Kahramanmaraş merkezli olan ve “Asrın Felaketi” olarak nitelendirilen yıkıcı 2 büyük deprem sonrasında yaşanan psikolojik etkilerini Psikolog Nursena AS kaleme aldı.
Kahramanmaraş’ta meydana gelen 7.7 ve 7.6 büyüklüklerindeki deprem 10 ili çok büyük etkiledi. Depremi yaşayan insanlar bedensel ve ruhsal olarak yıkıma uğradılar.
İnsanların en güvendiği alan olan evleri en güvensiz hale dönüştü. Bu durumu idrak etmek oldukça zor.
Bu dönemde hemen psikolojik destek sağlamak uygun olmayacaktır. Afetler sonrası akut dönemde öncelikli olan arama kurtarma çalışmaları, barınma ve beslenme ihtiyaçlarının karşılanması olacaktır. İnsanlar şu anda hayatta kalma mücadelesi veriyor. Afetler olağandışı, anormal durumlardır. Anormal durumda verilen tepkiler normal tepkilerdir yani deprem sonrası verilen tepkilerin hepsi doğal.
Yaşadığımız bu sarsıcı depremle birlikte son günlerde bedeninde titreme, uyuşma, baş, kas, mide ağrıları hissedebilirsin. İştahsızlık, uykusuzluk yaşayabilirsin. Ara ara ağlama isteği, odaklanamama, üşüme, ürperme, üzüntü, çaresizlik hissedebilirsin. Donup kalabilirsin. Hem bedenini hem ruhunu, hem zihnini yorgun hissedebilirsin. Bunların hepsi normal.
RUHSAL DENGEMİZİ KORUYABİLMEK İÇİN NE YAPMALIYIZ?
►Sosyal medyada oradaki insanlara yardım etmek için paylaşımlarda bulunuyor, travmatik görüntüleri izliyor olabilirsin. Yardım ettikçe işe yarıyormuşsun gibi gelir ve suçluluk duygun azalır. Fakat bu görüntülerden, haberlerden etkilendiğini düşünüyorsan mola verebilirsin.
►Bu zamanda mümkün olduğunca rutinlerini sürdürmeye devam etmelisin.
►Yakınlarınla iletişim halinde kal fakat sürekli olayı, yıkıcı etkisini konuşma duygularını paylaşabilirsin.
►İnancına göre ibadet etmek sana iyi gelebilir.
►Birilerini suçlamak seni başta rahatlatsa da bu öfke patlamalarına sebep olabilir ve böylece
fazlaca yıpranabilirsin. Suçlamalardan uzak durmalısın.
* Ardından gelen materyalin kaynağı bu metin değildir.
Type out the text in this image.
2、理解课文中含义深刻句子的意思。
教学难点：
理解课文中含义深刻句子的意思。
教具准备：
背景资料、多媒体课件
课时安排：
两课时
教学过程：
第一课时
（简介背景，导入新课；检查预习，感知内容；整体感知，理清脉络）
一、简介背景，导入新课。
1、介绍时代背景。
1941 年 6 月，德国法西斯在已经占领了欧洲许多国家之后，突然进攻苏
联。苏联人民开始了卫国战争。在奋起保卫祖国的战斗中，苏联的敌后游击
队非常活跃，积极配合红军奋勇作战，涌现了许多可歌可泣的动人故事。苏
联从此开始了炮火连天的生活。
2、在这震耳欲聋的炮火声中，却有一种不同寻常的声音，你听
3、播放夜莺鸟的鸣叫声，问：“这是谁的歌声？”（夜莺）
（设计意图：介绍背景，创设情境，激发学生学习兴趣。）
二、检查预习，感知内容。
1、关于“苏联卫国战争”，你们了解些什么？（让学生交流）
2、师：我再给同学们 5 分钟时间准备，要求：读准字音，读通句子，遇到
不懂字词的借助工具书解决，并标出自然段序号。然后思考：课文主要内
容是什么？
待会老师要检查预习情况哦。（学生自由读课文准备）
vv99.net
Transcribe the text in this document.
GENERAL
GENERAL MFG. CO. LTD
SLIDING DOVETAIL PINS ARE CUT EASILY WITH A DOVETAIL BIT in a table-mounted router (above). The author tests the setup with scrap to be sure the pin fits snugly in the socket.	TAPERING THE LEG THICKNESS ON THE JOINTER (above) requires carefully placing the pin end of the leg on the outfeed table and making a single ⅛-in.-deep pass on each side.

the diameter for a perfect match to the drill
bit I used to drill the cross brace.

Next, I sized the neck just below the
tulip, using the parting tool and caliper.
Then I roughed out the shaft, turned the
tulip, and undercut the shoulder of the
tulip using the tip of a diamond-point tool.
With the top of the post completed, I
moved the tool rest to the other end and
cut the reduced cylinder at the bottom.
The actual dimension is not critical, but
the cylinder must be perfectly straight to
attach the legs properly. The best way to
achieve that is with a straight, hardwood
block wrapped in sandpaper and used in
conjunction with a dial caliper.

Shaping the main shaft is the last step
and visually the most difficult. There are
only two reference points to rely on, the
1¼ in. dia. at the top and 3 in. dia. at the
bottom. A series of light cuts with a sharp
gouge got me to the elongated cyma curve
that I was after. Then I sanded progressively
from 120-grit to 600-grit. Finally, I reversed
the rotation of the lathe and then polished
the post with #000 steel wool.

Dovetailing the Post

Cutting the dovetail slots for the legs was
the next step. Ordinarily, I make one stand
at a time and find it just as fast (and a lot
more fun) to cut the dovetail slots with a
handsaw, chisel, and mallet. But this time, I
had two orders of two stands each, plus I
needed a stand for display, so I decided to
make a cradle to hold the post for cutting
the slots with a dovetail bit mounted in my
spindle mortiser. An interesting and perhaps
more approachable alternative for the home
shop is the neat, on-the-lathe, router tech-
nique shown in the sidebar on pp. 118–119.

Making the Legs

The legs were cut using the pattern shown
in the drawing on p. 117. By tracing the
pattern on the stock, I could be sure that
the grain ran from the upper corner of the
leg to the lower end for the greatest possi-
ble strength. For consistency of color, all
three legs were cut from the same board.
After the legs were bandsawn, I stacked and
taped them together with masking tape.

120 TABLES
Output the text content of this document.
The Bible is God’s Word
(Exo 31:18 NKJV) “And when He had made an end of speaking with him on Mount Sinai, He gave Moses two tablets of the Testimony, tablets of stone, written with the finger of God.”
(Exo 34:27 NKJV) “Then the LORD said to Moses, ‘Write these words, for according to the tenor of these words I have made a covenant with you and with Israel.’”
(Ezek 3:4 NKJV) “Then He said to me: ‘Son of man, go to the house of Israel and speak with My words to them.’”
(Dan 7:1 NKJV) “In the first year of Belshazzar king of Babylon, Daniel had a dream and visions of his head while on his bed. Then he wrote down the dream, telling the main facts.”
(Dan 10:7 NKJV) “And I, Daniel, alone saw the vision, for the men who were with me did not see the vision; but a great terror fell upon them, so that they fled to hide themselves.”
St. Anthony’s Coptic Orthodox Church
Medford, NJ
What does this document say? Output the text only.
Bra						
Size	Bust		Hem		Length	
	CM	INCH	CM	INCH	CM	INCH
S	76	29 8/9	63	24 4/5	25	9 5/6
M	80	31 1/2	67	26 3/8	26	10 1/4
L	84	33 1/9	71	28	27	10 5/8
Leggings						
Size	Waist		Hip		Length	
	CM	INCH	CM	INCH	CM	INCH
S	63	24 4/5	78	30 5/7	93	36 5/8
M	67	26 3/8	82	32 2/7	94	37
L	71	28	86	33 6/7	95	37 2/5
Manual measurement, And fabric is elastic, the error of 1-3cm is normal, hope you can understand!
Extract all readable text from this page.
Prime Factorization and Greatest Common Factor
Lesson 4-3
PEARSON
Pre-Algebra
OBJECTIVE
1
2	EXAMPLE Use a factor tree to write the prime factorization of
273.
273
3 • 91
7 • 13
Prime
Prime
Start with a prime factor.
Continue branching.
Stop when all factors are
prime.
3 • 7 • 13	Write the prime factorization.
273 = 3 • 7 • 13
BÖLGEDE OLANLAR VEYA YARDIMA GİDENLER NEYE DİKKAT ETMELİ;
►Uzun cümlelerden kaçınarak, net ve doğru bilgiler vermeye çalışın.
►Afet mağdurunu zorla konuşturmaya çalışmayın, sakince dinleyin. Nasıl konuşmak istiyorsa öyle konuşsun. İzin verirse temasta bulunabilirsiniz. Sarılın, elini tutun, göz teması kurun böylelikle yanındayım-buradayım imajını vermiş olacaksınız.
►Hayatta olduğun için şükret, daha kötü olabilirdi, sevdiklerin hayatta, geçti gitti gibi telkin edici cümleler kurmak, kader işte ne yapacaksın demek veya aşırı umut verici konuşmak afet mağdurunun en son duymak isteyeceği cümleler olacaktır. Lütfen böyle cümlelerden kaçının. Doğal afet sonrası acı hemen dinmez. Mümkün olduğunca duygularını dışa vurmasını sağlayın.
►Barınma, ısınma, yemek, kıyafet gibi temel ihtiyaçlarının karşılanmasını sağlamak en önemli unsurlardandır. Bu konuda yardımcı olabilirsiniz.
►Yalnız kalmaktansa grup halinde kalmasına özen gösterin. Gün içinde temas halinde kalın. Bu güvende hissetmesine yardımcı olacaktır.
►Uyku ve yemek için zorlamayın her an erişebileceği bir yere suyu ve yemeği bulundurabilirsiniz.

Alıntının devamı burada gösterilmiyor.